Just today, I chatted with an older fellow about all that is going wrong with resource conservation in our corner of the world. Far older than I, he had watch the state’s population nearly double in his lifetime. He made an astute, but unpleasant, assessment of what was and what is regarding the quality of Minnesota fishing and hunting.

“It isn’t coming back,” he said.

The problem is that all of us are making ever-increasing demands on ever-diminishing natural resources. We seek to grow enough corn and soybeans to meet increasing world demand, thus we plow up grasslands to raise more crops. We need more copper to feed our own technology habit and to supply a higher standard of technology to the developing world, thus we contemplate copper mines in wilderness watersheds.  As we take up more space to accommodate our needs, fish and wildlife habitats disappear.

Not so long ago, in the late 20th Century, it seemed we had turned a corner, at least in the U.S., where we placed a priority on healthy lands and waters, and sustainable resource use. Then along came the 21st Century and a boom in domestic energy production—petroleum, wind and ethanol—which led development projects ranging from fracking to wind farms to increased row cropping. Much of the progress made to protect and restore healthy landscapes, such as erodible land enrolled in the Conservation Reserve Program, has since disappeared. Wild places from North Dakota to Pennsylvania are dotted with oil rigs.

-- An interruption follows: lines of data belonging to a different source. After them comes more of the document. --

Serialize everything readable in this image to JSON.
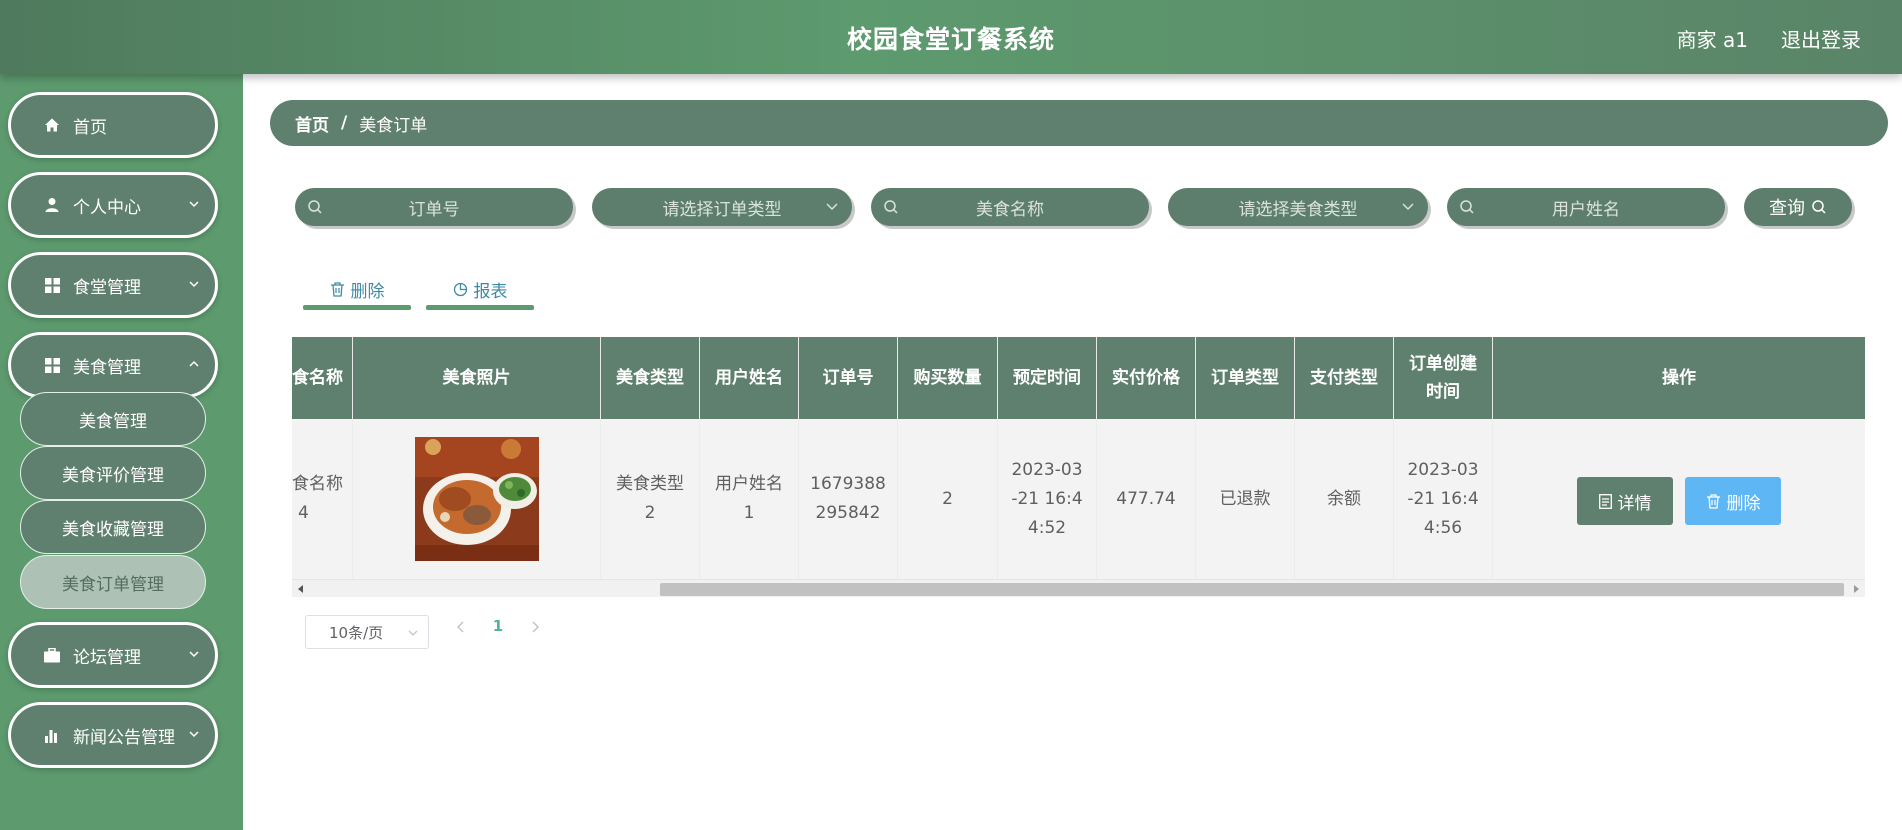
{
  "header": {
    "title": "校园食堂订餐系统",
    "user": "商家 a1",
    "logout": "退出登录"
  },
  "sidebar": {
    "items": [
      {
        "label": "首页",
        "icon": "home-icon"
      },
      {
        "label": "个人中心",
        "icon": "user-icon"
      },
      {
        "label": "食堂管理",
        "icon": "grid-icon"
      },
      {
        "label": "美食管理",
        "icon": "grid-icon"
      },
      {
        "label": "论坛管理",
        "icon": "briefcase-icon"
      },
      {
        "label": "新闻公告管理",
        "icon": "bar-chart-icon"
      }
    ],
    "submenu": [
      "美食管理",
      "美食评价管理",
      "美食收藏管理",
      "美食订单管理"
    ],
    "active_submenu": "美食订单管理"
  },
  "breadcrumb": {
    "home": "首页",
    "separator": "/",
    "current": "美食订单"
  },
  "search": {
    "order_no": "订单号",
    "order_type": "请选择订单类型",
    "food_name": "美食名称",
    "food_type": "请选择美食类型",
    "user_name": "用户姓名",
    "query": "查询"
  },
  "actions": {
    "delete": "删除",
    "report": "报表"
  },
  "table": {
    "columns": [
      "食名称",
      "美食照片",
      "美食类型",
      "用户姓名",
      "订单号",
      "购买数量",
      "预定时间",
      "实付价格",
      "订单类型",
      "支付类型",
      "订单创建时间",
      "操作"
    ],
    "header_lines": {
      "created_1": "订单创建",
      "created_2": "时间"
    },
    "row": {
      "food_name_1": "食名称",
      "food_name_2": "4",
      "food_type_1": "美食类型",
      "food_type_2": "2",
      "user_name_1": "用户姓名",
      "user_name_2": "1",
      "order_no_1": "1679388",
      "order_no_2": "295842",
      "quantity": "2",
      "reserve_1": "2023-03",
      "reserve_2": "-21 16:4",
      "reserve_3": "4:52",
      "price": "477.74",
      "order_type": "已退款",
      "pay_type": "余额",
      "created_1": "2023-03",
      "created_2": "-21 16:4",
      "created_3": "4:56",
      "detail_btn": "详情",
      "delete_btn": "删除"
    }
  },
  "pagination": {
    "page_size": "10条/页",
    "current_page": "1"
  },
  "colors": {
    "header": "#5d9a6e",
    "panel": "#60806f",
    "accent_blue": "#5fb6f5",
    "active_page": "#4fb3a0"
  }
}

On a worldwide scale, natural resource losses range from rain forest destruction to oceans emptied of edible fish. In order to replace what we’ve depleted in the natural world, we are farming everything from shrimp to salmon. Many of the world’s energy-producing countries are enveloped in political turmoil and war. Elsewhere, wars are fought to claim new territory for growing populations.

Closer to home, I live in a community that takes great pride in being a self-defined model of “sustainability.” Yet that sustainability is dependent upon continuous growth in tourism and second home development. Never does it seem that we have enough. Success is defined as more tourists and more new construction every year. My livelihood is tied to this economic formula just like everyone else, but I also understand that every year we’ll squeeze a little more out of the wonderful natural resources that define the North Shore and attract people to this place.

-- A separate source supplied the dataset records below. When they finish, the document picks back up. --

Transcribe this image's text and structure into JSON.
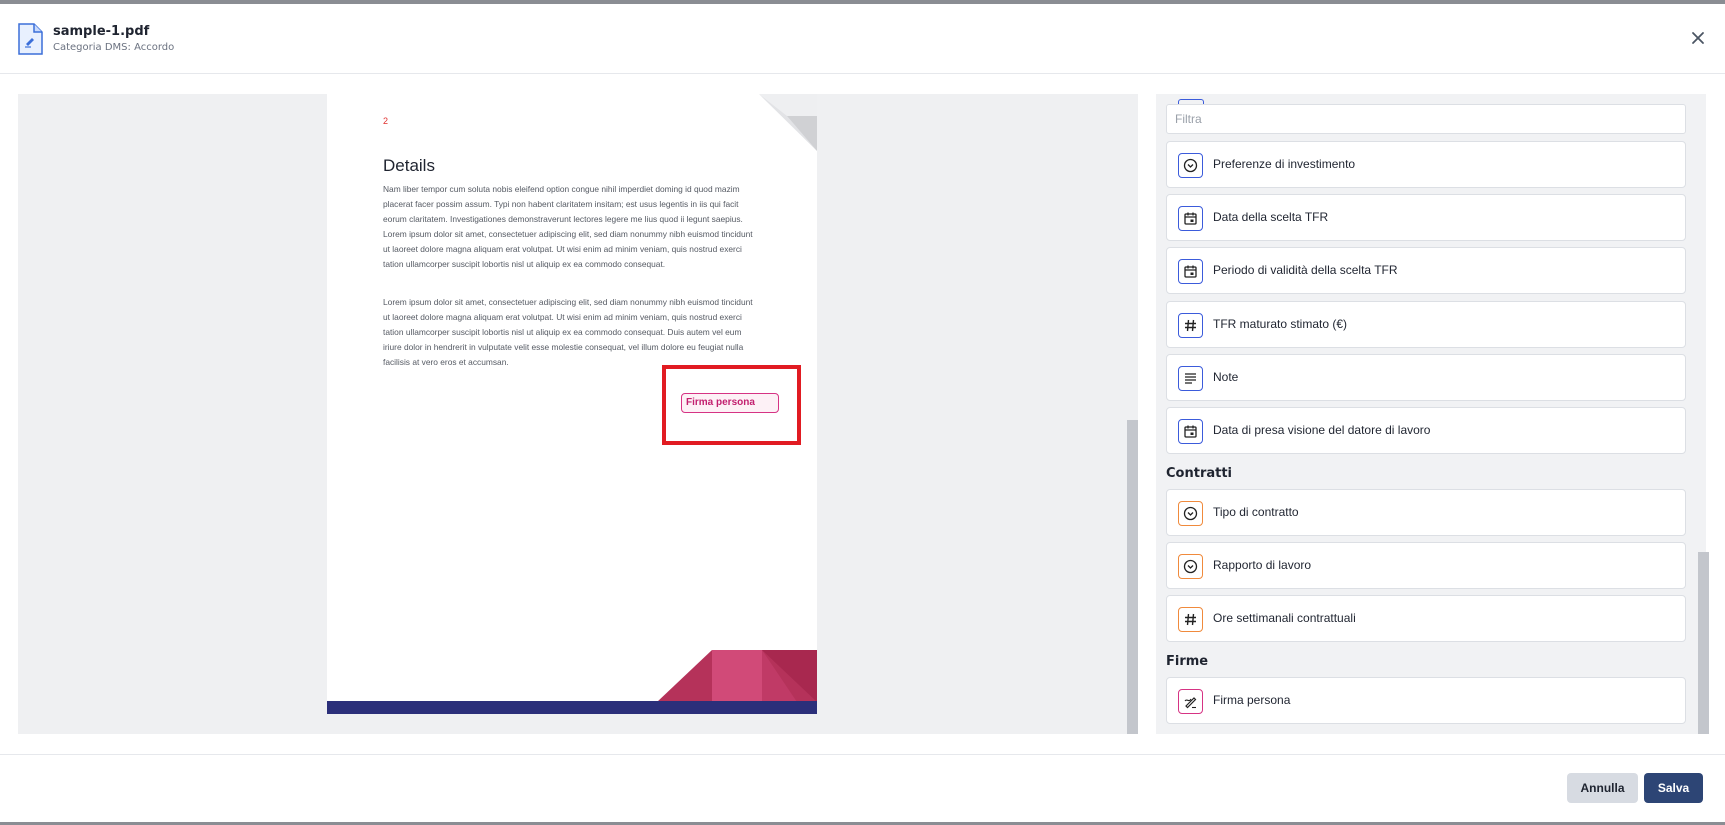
{
  "header": {
    "file_name": "sample-1.pdf",
    "category": "Categoria DMS: Accordo"
  },
  "document": {
    "page_number": "2",
    "title": "Details",
    "paragraph1": "Nam liber tempor cum soluta nobis eleifend option congue nihil imperdiet doming id quod mazim placerat facer possim assum. Typi non habent claritatem insitam; est usus legentis in iis qui facit eorum claritatem. Investigationes demonstraverunt lectores legere me lius quod ii legunt saepius. Lorem ipsum dolor sit amet, consectetuer adipiscing elit, sed diam nonummy nibh euismod tincidunt ut laoreet dolore magna aliquam erat volutpat. Ut wisi enim ad minim veniam, quis nostrud exerci tation ullamcorper suscipit lobortis nisl ut aliquip ex ea commodo consequat.",
    "paragraph2": "Lorem ipsum dolor sit amet, consectetuer adipiscing elit, sed diam nonummy nibh euismod tincidunt ut laoreet dolore magna aliquam erat volutpat. Ut wisi enim ad minim veniam, quis nostrud exerci tation ullamcorper suscipit lobortis nisl ut aliquip ex ea commodo consequat. Duis autem vel eum iriure dolor in hendrerit in vulputate velit esse molestie consequat, vel illum dolore eu feugiat nulla facilisis at vero eros et accumsan.",
    "signature_field": "Firma persona"
  },
  "panel": {
    "filter_placeholder": "Filtra",
    "filter_value": "",
    "items_top": [
      {
        "label": "Preferenze di investimento",
        "icon": "dropdown-icon"
      },
      {
        "label": "Data della scelta TFR",
        "icon": "calendar-icon"
      },
      {
        "label": "Periodo di validità della scelta TFR",
        "icon": "calendar-icon"
      },
      {
        "label": "TFR maturato stimato (€)",
        "icon": "hash-icon"
      },
      {
        "label": "Note",
        "icon": "text-icon"
      },
      {
        "label": "Data di presa visione del datore di lavoro",
        "icon": "calendar-icon"
      }
    ],
    "section_contratti": "Contratti",
    "items_contratti": [
      {
        "label": "Tipo di contratto",
        "icon": "dropdown-icon"
      },
      {
        "label": "Rapporto di lavoro",
        "icon": "dropdown-icon"
      },
      {
        "label": "Ore settimanali contrattuali",
        "icon": "hash-icon"
      }
    ],
    "section_firme": "Firme",
    "items_firme": [
      {
        "label": "Firma persona",
        "icon": "signature-icon"
      }
    ]
  },
  "footer": {
    "cancel_label": "Annulla",
    "save_label": "Salva"
  },
  "colors": {
    "accent_blue": "#3b5bdb",
    "accent_orange": "#f08a3c",
    "accent_pink": "#d63384",
    "highlight_red": "#e11b22",
    "save_button": "#2d4575"
  }
}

So whatever we had, even last year, isn’t coming back. You’d think this would make us all the more determined to hang on to what we’ve got. Unfortunately, doing so doesn’t align with our political and economic realities. Maybe it’s just the American way. After all, they didn’t save the bison for us. Maybe we won’t save the moose or the monarch butterfly for coming generations.

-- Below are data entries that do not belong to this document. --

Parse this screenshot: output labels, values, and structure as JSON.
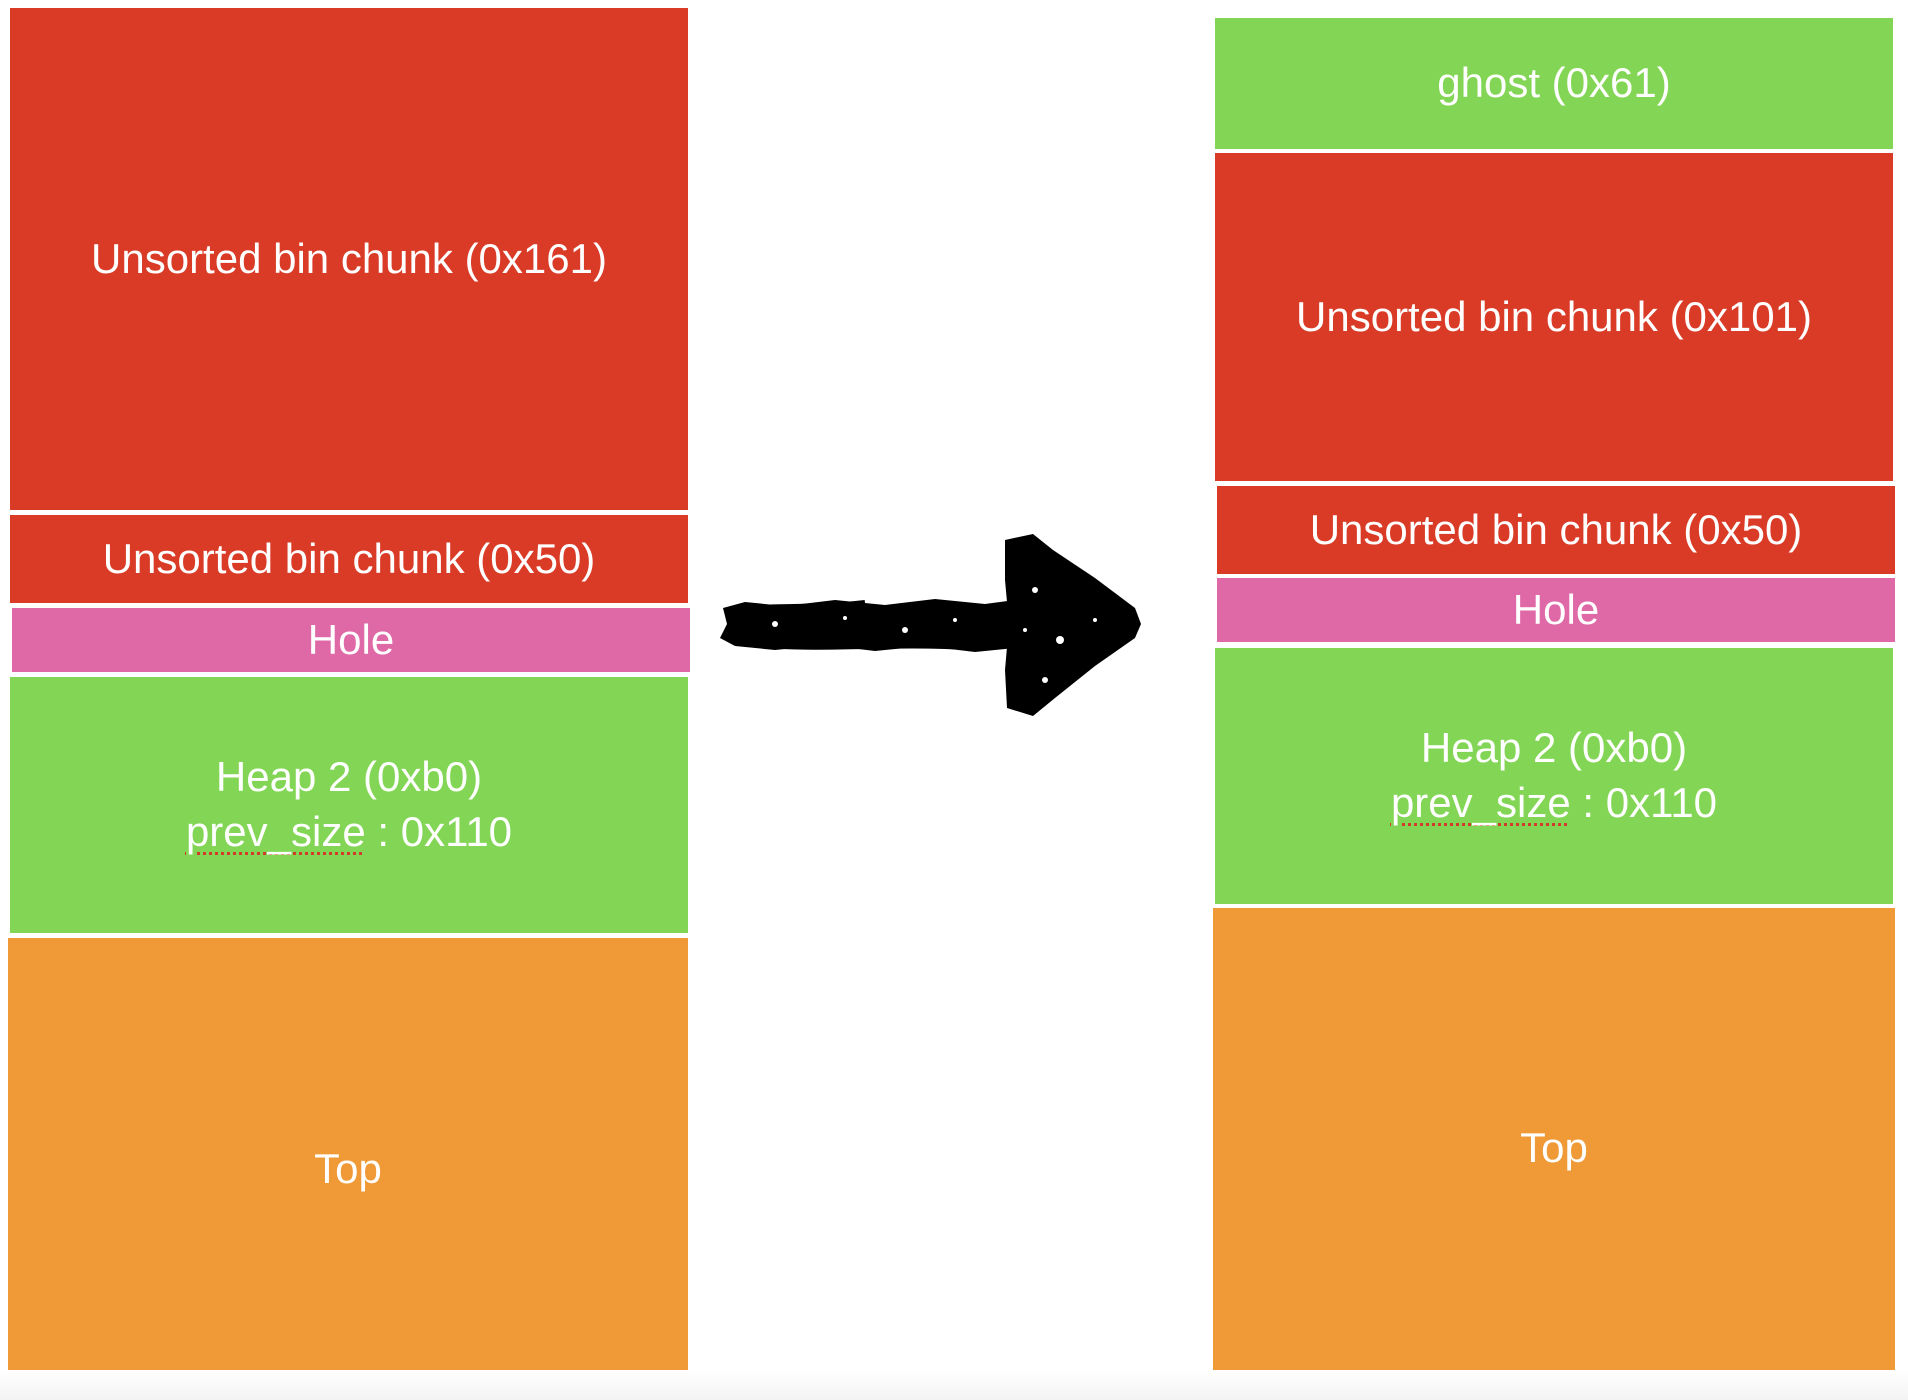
{
  "before": {
    "unsorted_big": "Unsorted bin chunk (0x161)",
    "unsorted_small": "Unsorted bin chunk (0x50)",
    "hole": "Hole",
    "heap2_title": "Heap 2 (0xb0)",
    "heap2_prev_label": "prev_size",
    "heap2_prev_value": " : 0x110",
    "top": "Top"
  },
  "after": {
    "ghost": "ghost (0x61)",
    "unsorted_big": "Unsorted bin chunk (0x101)",
    "unsorted_small": "Unsorted bin chunk (0x50)",
    "hole": "Hole",
    "heap2_title": "Heap 2 (0xb0)",
    "heap2_prev_label": "prev_size",
    "heap2_prev_value": " : 0x110",
    "top": "Top"
  },
  "colors": {
    "unsorted_chunk": "#da3b27",
    "hole": "#df69a6",
    "heap_chunk": "#83d655",
    "top_chunk": "#ef9937",
    "arrow": "#000000"
  },
  "icons": {
    "transition": "right-arrow-icon"
  }
}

This is a gloomy way to view conservation efforts, but conservationists seem as unwilling as politicians to address the elephant in the room. This is frustrating, because all of our challenges regarding habitat loss and declines in fish and wildlife are symptoms of an expanding human population. Those challenges are certain to become more daunting in the future.

There is no easy solution to human population growth. While populations are stable or even decreasing across much of the developed world, worldwide there are more of us every minute. While better education and a higher standard of living can slow population growth, bringing about such changes to the Third World won’t happen overnight.

In the back of my mind, I wonder if Nature will eventually make a correction to address the overabundance of people. Perhaps humanity will be subjected to pestilence or epic natural disaster. It may be a situation of our own making, such as a biological experiment gone awry or nuclear war. Or it may be a natural occurrence, such as a flu outbreak or the eruption of the Yellowstone caldera. Either way, it won’t be pretty. Maybe that’s why we choose to ignore the elephant in the room. It is easier to build a border wall than to fully comprehend the ultimate consequences of overpopulation.